Women found him attractive, as did men. His blue eyes were clear, his skin unwrinkled. His brown hair and beard, when trimmed and combed as they were now, were very much the color of amber. If his nose was slightly large, it was no more a deformity than the beak of a hawk, which it did resemble. His teeth were white and sound; they could be little else on the simple Mycenaean diet. A jagged scar across his chin was one with its many fellows that lay a white tracery over his tanned body. In the past he had walked--and run--for a day and night, and had still been able to do battle at the end of that time. He had the muscles for it, smooth, tough muscles that moved easily under his skin, that were not knotted and protuberant like those of men well past their prime.
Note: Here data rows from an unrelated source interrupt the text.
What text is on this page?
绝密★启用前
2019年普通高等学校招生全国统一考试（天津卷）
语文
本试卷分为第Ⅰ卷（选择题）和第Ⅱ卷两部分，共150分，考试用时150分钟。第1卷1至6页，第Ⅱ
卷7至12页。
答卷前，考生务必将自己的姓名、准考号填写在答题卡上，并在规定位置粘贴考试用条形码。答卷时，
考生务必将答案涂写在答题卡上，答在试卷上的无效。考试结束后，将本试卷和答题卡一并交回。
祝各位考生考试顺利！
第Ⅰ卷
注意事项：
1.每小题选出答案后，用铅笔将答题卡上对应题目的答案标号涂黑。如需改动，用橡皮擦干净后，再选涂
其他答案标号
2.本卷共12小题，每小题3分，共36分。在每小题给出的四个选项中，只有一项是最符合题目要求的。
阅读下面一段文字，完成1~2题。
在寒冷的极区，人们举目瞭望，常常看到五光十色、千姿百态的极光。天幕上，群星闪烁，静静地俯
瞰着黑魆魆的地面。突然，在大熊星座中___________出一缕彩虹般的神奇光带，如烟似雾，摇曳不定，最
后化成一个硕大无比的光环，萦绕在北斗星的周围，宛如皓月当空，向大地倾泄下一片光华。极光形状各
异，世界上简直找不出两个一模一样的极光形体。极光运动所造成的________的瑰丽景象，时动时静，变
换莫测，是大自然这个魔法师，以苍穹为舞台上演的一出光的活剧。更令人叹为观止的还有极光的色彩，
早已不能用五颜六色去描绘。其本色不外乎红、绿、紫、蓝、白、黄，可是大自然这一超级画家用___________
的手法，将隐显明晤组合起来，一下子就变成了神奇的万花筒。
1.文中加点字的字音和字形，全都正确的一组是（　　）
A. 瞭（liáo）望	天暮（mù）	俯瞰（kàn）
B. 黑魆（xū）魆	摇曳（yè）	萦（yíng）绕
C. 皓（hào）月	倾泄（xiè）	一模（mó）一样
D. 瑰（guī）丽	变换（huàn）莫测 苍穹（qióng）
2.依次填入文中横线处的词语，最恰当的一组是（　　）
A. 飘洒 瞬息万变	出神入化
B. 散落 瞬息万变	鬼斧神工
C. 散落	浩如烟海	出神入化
That he was intelligent could not be doubted. In that he was like his father, Perimedes. But he used his wit only to enable him to fight better. He never thought to question at all why he was fighting. Some day he would have to, when Perimedes was dead and he was king of Mycenae, but as yet he had no reason to. Now there was another battle ahead, and he walked to it as easily as he had walked to any other conflict during his twenty-one years of life.
"Stand here," one of the guards ordered as they seized him by his arms. There was an arched opening ahead, through which he could see a large courtyard covered with sand. Then the scarred boxer came up carrying a large handful of leather straps.
At that same moment a far-off rumbling sounded, as if some monstrous animal stirred deep in the earth. It shook the ground beneath their feet. The walls moved, columns quivered, and bits of plaster twinkled down in dusty motes.
Ason jumped forward, towards the safety of the open air outside. Strong hands grabbed and pulled him back.
"Don't be frightened, mountain man, you're not dead yet." The guards laughed while Aias began to lace the leather straps around Ason's hands in a practiced manner. "Atlantis is too well built to fall down when Poseidon Earthshaker causes a little rumbling in the terrestrial guts. You'll live to fight Themis and he will kill you, so your moment of destiny is not quite yet."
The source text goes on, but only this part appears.